Extraordinary resolution means a resolution passed by a majority of one half of the members entitled to vote as are present in person at a general meeting of

which notice specifying the intention to propose the resolution has been duly given.

VI AUDIT

The books of the Club shall be audited by those persons appointed by the Board of Directors.

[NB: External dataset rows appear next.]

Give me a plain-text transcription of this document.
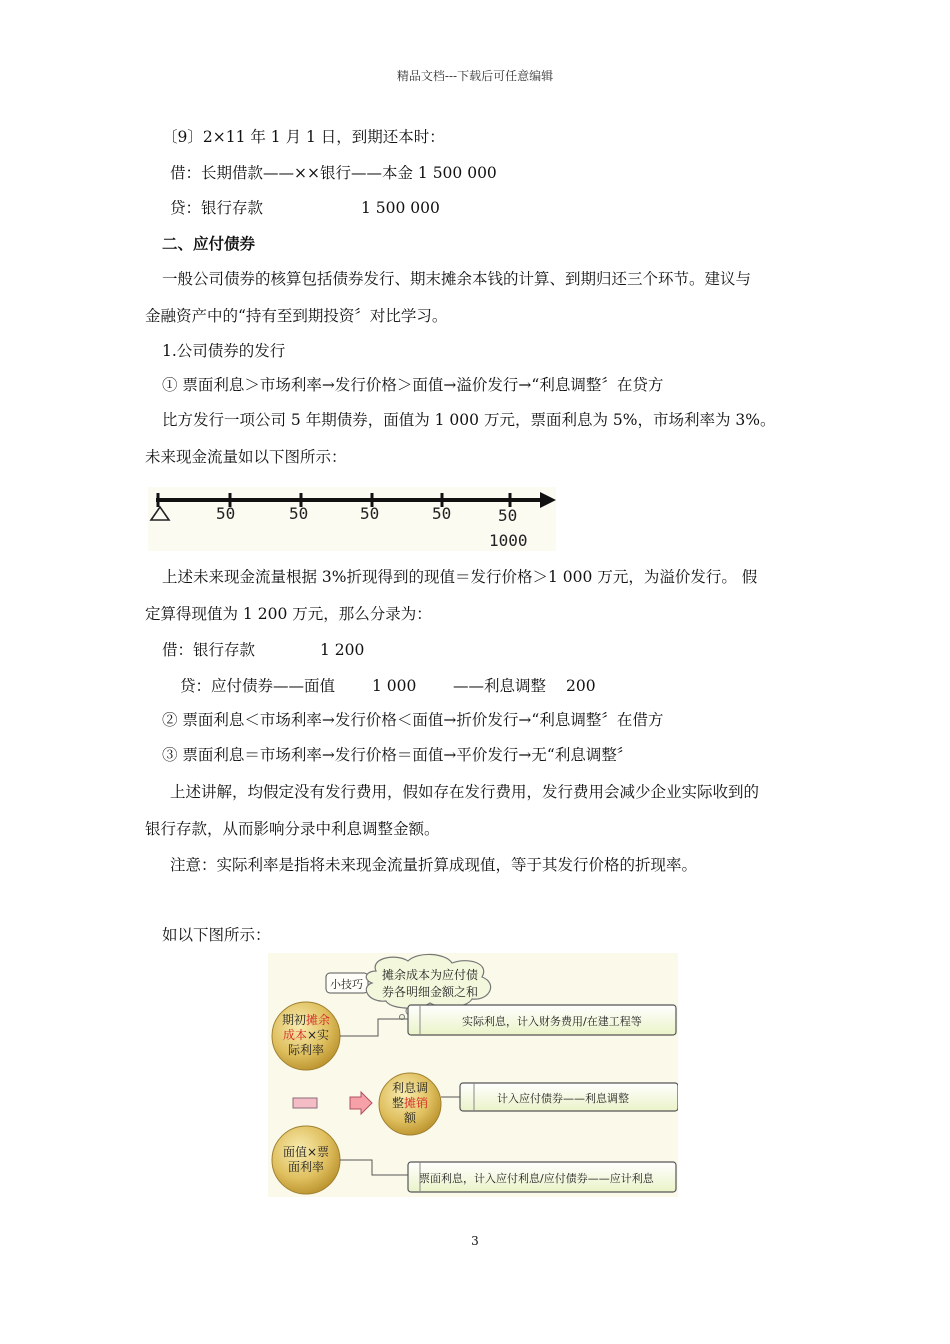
精品文档---下载后可任意编辑
〔9〕2×11 年 1 月 1 日，到期还本时：
借：长期借款——××银行——本金 1 500 000
贷：银行存款	1 500 000
二、应付债券
一般公司债券的核算包括债券发行、期末摊余本钱的计算、到期归还三个环节。建议与
金融资产中的“持有至到期投资〞对比学习。
1.公司债券的发行
① 票面利息＞市场利率→发行价格＞面值→溢价发行→“利息调整〞在贷方
比方发行一项公司 5 年期债券，面值为 1 000 万元，票面利息为 5%，市场利率为 3%。
未来现金流量如以下图所示：
50	50	50	50	50
1000
上述未来现金流量根据 3%折现得到的现值＝发行价格＞1 000 万元，为溢价发行。 假
定算得现值为 1 200 万元，那么分录为：
借：银行存款	1 200
贷：应付债券——面值 1 000 ——利息调整 200
② 票面利息＜市场利率→发行价格＜面值→折价发行→“利息调整〞在借方
③ 票面利息＝市场利率→发行价格＝面值→平价发行→无“利息调整〞
上述讲解，均假定没有发行费用，假如存在发行费用，发行费用会减少企业实际收到的
银行存款，从而影响分录中利息调整金额。
注意：实际利率是指将未来现金流量折算成现值，等于其发行价格的折现率。
如以下图所示：
小技巧
摊余成本为应付债
券各明细金额之和
期初摊余
成本×实
际利率
利息调
整摊销
额
面值×票
面利率
实际利息，计入财务费用/在建工程等
计入应付债券——利息调整
票面利息，计入应付利息/应付债券——应计利息
3
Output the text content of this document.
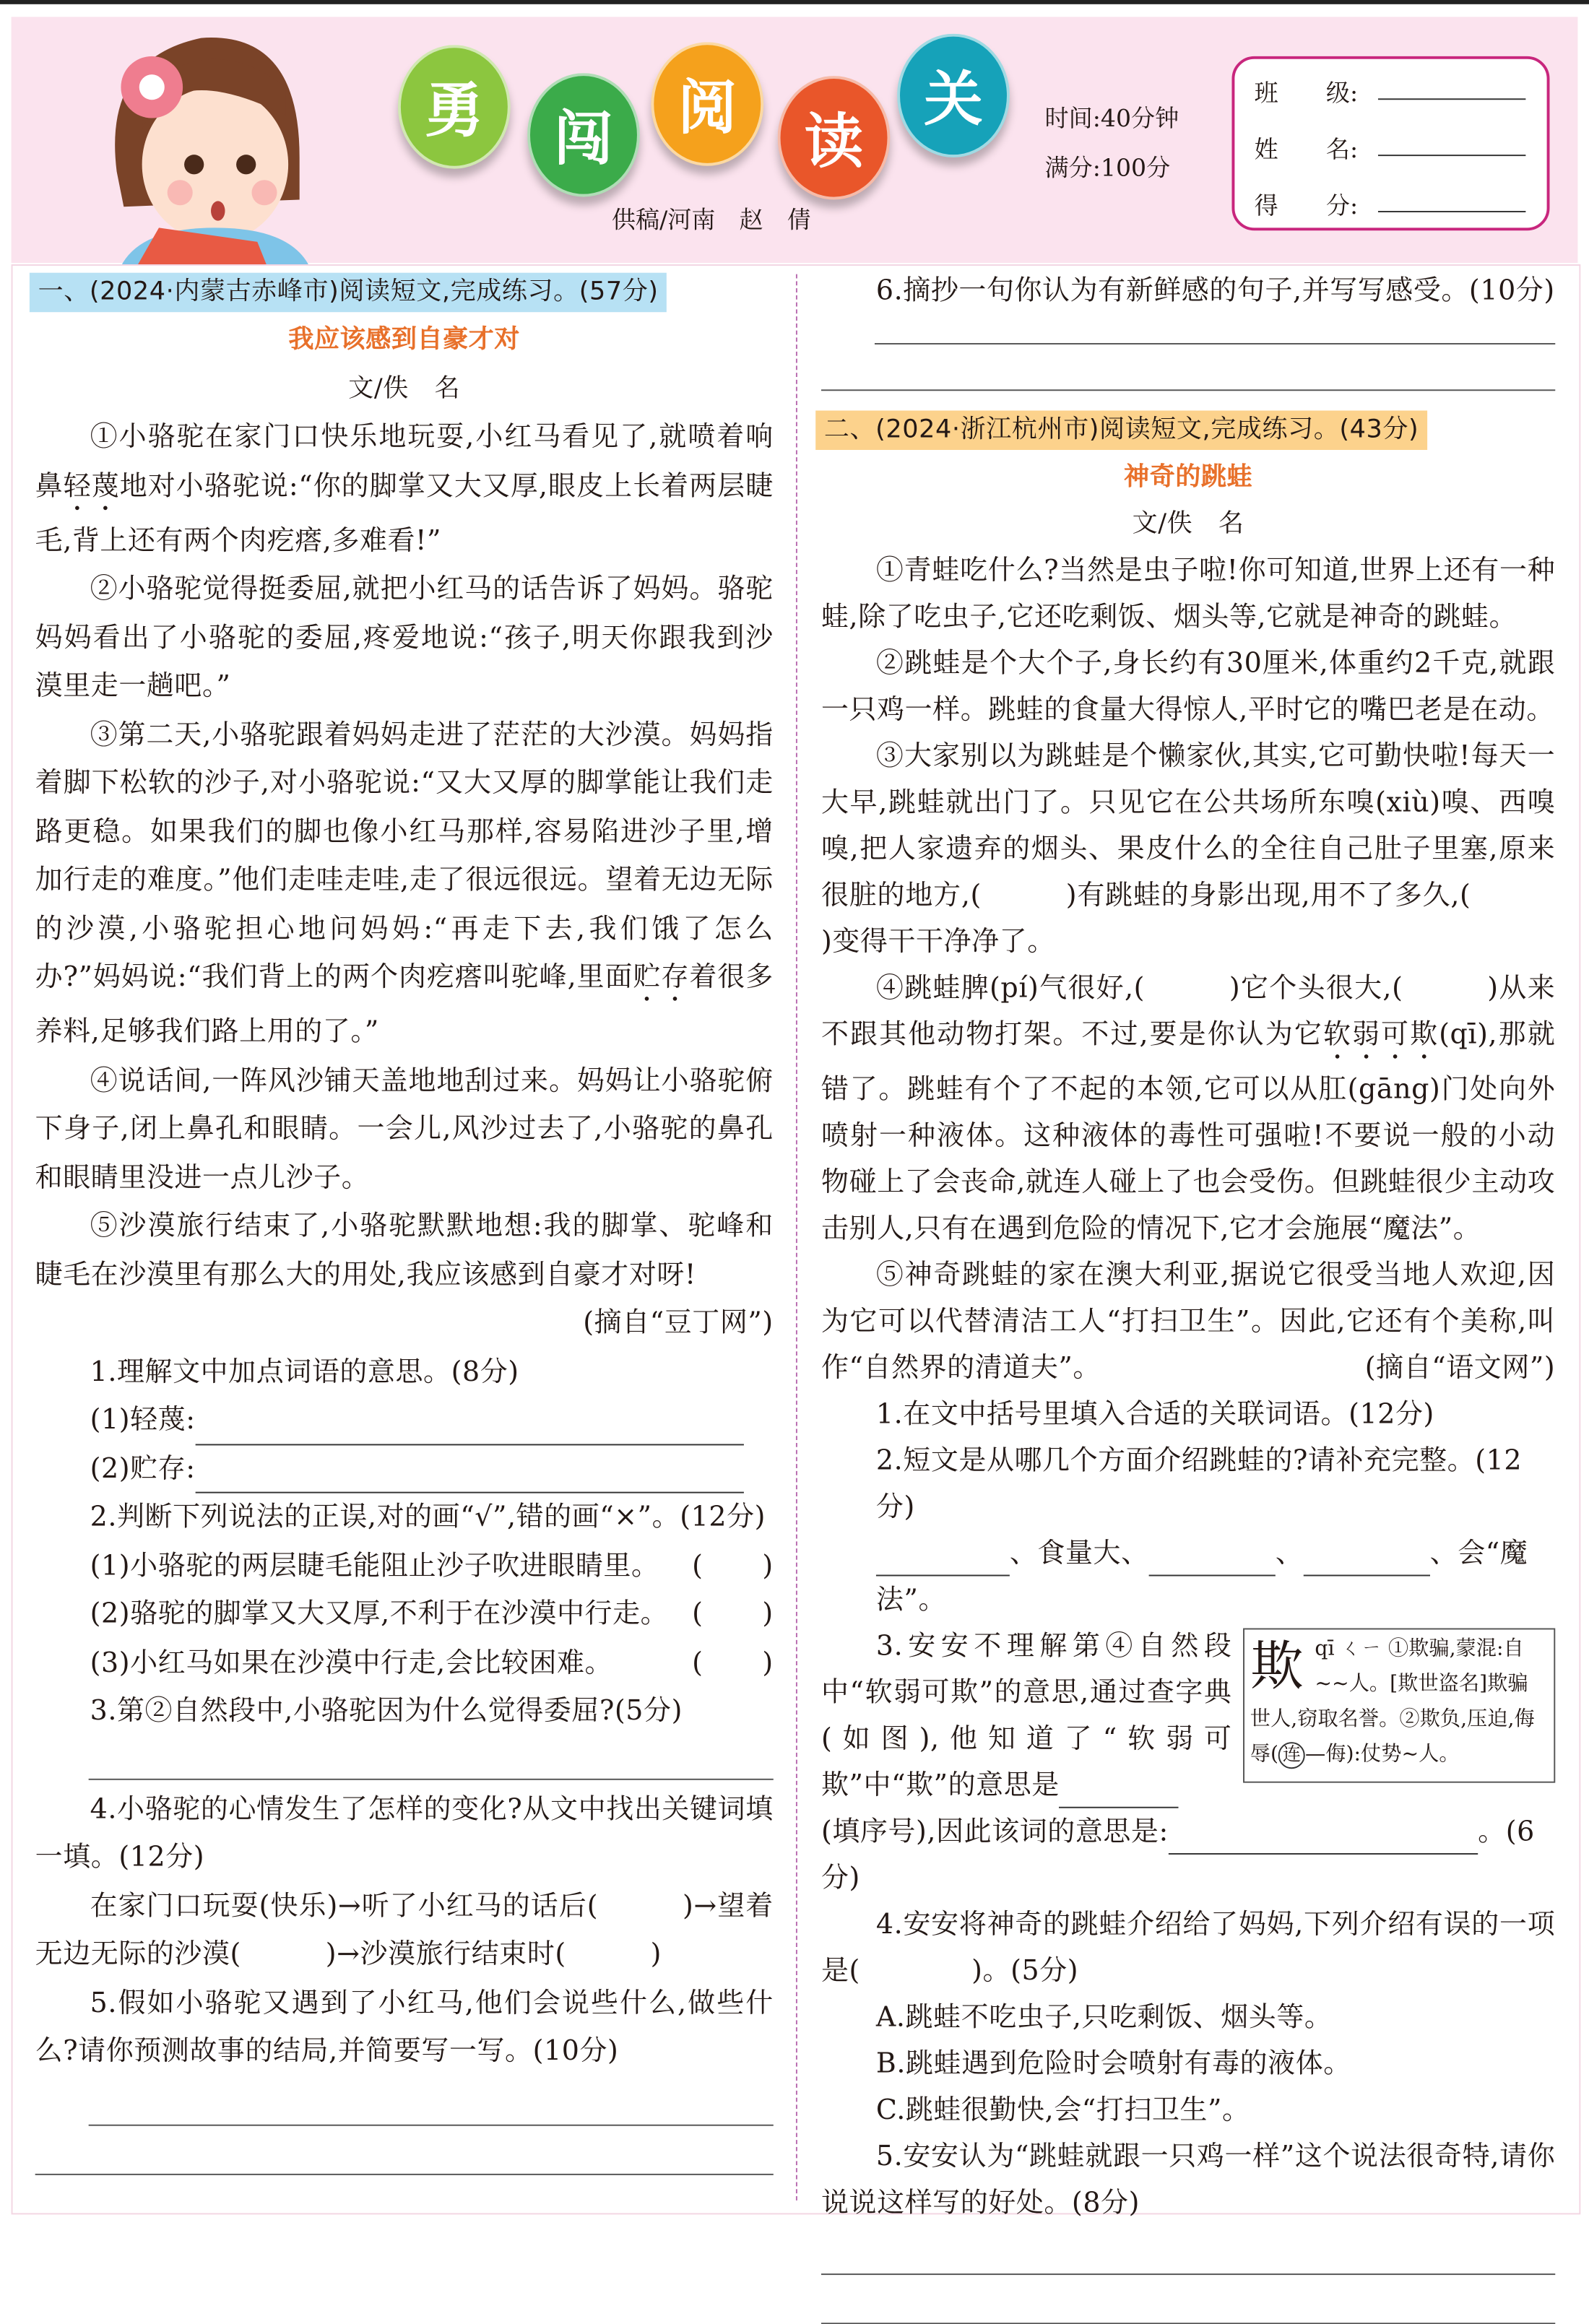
勇	闯	阅	读
关	时间:40分钟
满分:100分
供稿/河南　赵　倩
班　　级:
姓　　名:
得　　分:
一、(2024·内蒙古赤峰市)阅读短文,完成练习。(57分)
我应该感到自豪才对
文/佚　名

①小骆驼在家门口快乐地玩耍,小红马看见了,就喷着响鼻轻蔑地对小骆驼说:“你的脚掌又大又厚,眼皮上长着两层睫毛,背上还有两个肉疙瘩,多难看!”

②小骆驼觉得挺委屈,就把小红马的话告诉了妈妈。骆驼妈妈看出了小骆驼的委屈,疼爱地说:“孩子,明天你跟我到沙漠里走一趟吧。”

③第二天,小骆驼跟着妈妈走进了茫茫的大沙漠。妈妈指着脚下松软的沙子,对小骆驼说:“又大又厚的脚掌能让我们走路更稳。如果我们的脚也像小红马那样,容易陷进沙子里,增加行走的难度。”他们走哇走哇,走了很远很远。望着无边无际的沙漠,小骆驼担心地问妈妈:“再走下去,我们饿了怎么办?”妈妈说:“我们背上的两个肉疙瘩叫驼峰,里面贮存着很多养料,足够我们路上用的了。”

④说话间,一阵风沙铺天盖地地刮过来。妈妈让小骆驼俯下身子,闭上鼻孔和眼睛。一会儿,风沙过去了,小骆驼的鼻孔和眼睛里没进一点儿沙子。

⑤沙漠旅行结束了,小骆驼默默地想:我的脚掌、驼峰和睫毛在沙漠里有那么大的用处,我应该感到自豪才对呀!

(摘自“豆丁网”)

1.理解文中加点词语的意思。(8分)

(1)轻蔑:

(2)贮存:

2.判断下列说法的正误,对的画“√”,错的画“×”。(12分)

(1)小骆驼的两层睫毛能阻止沙子吹进眼睛里。 (	)

(2)骆驼的脚掌又大又厚,不利于在沙漠中行走。 (	)

(3)小红马如果在沙漠中行走,会比较困难。	(	)

3.第②自然段中,小骆驼因为什么觉得委屈?(5分)

4.小骆驼的心情发生了怎样的变化?从文中找出关键词填一填。(12分)

在家门口玩耍(快乐)→听了小红马的话后(	)→望着无边无际的沙漠(	)→沙漠旅行结束时(	)

5.假如小骆驼又遇到了小红马,他们会说些什么,做些什么?请你预测故事的结局,并简要写一写。(10分)

6.摘抄一句你认为有新鲜感的句子,并写写感受。(10分)

二、(2024·浙江杭州市)阅读短文,完成练习。(43分)
神奇的跳蛙
文/佚　名

①青蛙吃什么?当然是虫子啦!你可知道,世界上还有一种蛙,除了吃虫子,它还吃剩饭、烟头等,它就是神奇的跳蛙。

②跳蛙是个大个子,身长约有30厘米,体重约2千克,就跟一只鸡一样。跳蛙的食量大得惊人,平时它的嘴巴老是在动。

③大家别以为跳蛙是个懒家伙,其实,它可勤快啦!每天一大早,跳蛙就出门了。只见它在公共场所东嗅(xiù)嗅、西嗅嗅,把人家遗弃的烟头、果皮什么的全往自己肚子里塞,原来很脏的地方,(	)有跳蛙的身影出现,用不了多久,()变得干干净净了。

④跳蛙脾(pí)气很好,(	)它个头很大,(	)从来不跟其他动物打架。不过,要是你认为它软弱可欺(qī),那就错了。跳蛙有个了不起的本领,它可以从肛(gāng)门处向外喷射一种液体。这种液体的毒性可强啦!不要说一般的小动物碰上了会丧命,就连人碰上了也会受伤。但跳蛙很少主动攻击别人,只有在遇到危险的情况下,它才会施展“魔法”。

⑤神奇跳蛙的家在澳大利亚,据说它很受当地人欢迎,因为它可以代替清洁工人“打扫卫生”。因此,它还有个美称,叫作“自然界的清道夫”。	(摘自“语文网”)

1.在文中括号里填入合适的关联词语。(12分)

2.短文是从哪几个方面介绍跳蛙的?请补充完整。(12分)

、食量大、	、	、会“魔法”。

3.安安不理解第④自然段中“软弱可欺”的意思,通过查字典(如图),他知道了“软弱可欺”中“欺”的意思是
欺 qī ㄑㄧ ①欺骗,蒙混:自~~人。[欺世盗名]欺骗世人,窃取名誉。②欺负,压迫,侮辱( 连 —侮):仗势~人。

(填序号),因此该词的意思是:	。(6分)

4.安安将神奇的跳蛙介绍给了妈妈,下列介绍有误的一项是(　　　　)。(5分)

A.跳蛙不吃虫子,只吃剩饭、烟头等。

B.跳蛙遇到危险时会喷射有毒的液体。

C.跳蛙很勤快,会“打扫卫生”。

5.安安认为“跳蛙就跟一只鸡一样”这个说法很奇特,请你说说这样写的好处。(8分)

The said auditors shall hold office for a period of one (1) year and may receive remuneration at the discretion of the Board of Directors.

VII ALTERATION OF BY-LAWS

By-Laws may be altered at any regular meeting by notice of the same being given at a previous meeting of the alterations proposed to be made,

and on the same being approved by a majority of one half of such members entitled to vote as are present. Notice of such proposed change

shall be sent to all members of the Club seven (7) days before the meeting at which the proposed alterations shall be voted upon.

VIII MINUTES

The Secretary shall record a full statement of the proceedings at the annual meeting and of all the subsequent meetings and

shall enter the same in a book for that purpose, and he shall also keep minutes of meetings of Directors and other records of the Club.

IX INSPECTION OF BOOKS

All minutes and records shall be open for the inspection of any member at such time and place as may be from time to time specified by the Directors.

X PROCEDURE AT MEETINGS

(a) The order of business at the meeting of the Club and the Board of Directors shall be as follows:

(i) Reading of Minutes.

(ii) Communications and bills.

(iii) Applications of new members.

(iv) Reports of committees and delegates.

(v) Unfinished business.

(vi) New business.

(vii) Good and welfare.

(viii) Adjournment.

(b) Save as otherwise herein contained, the Roberts Rules of Order shall govern all meetings of the Club.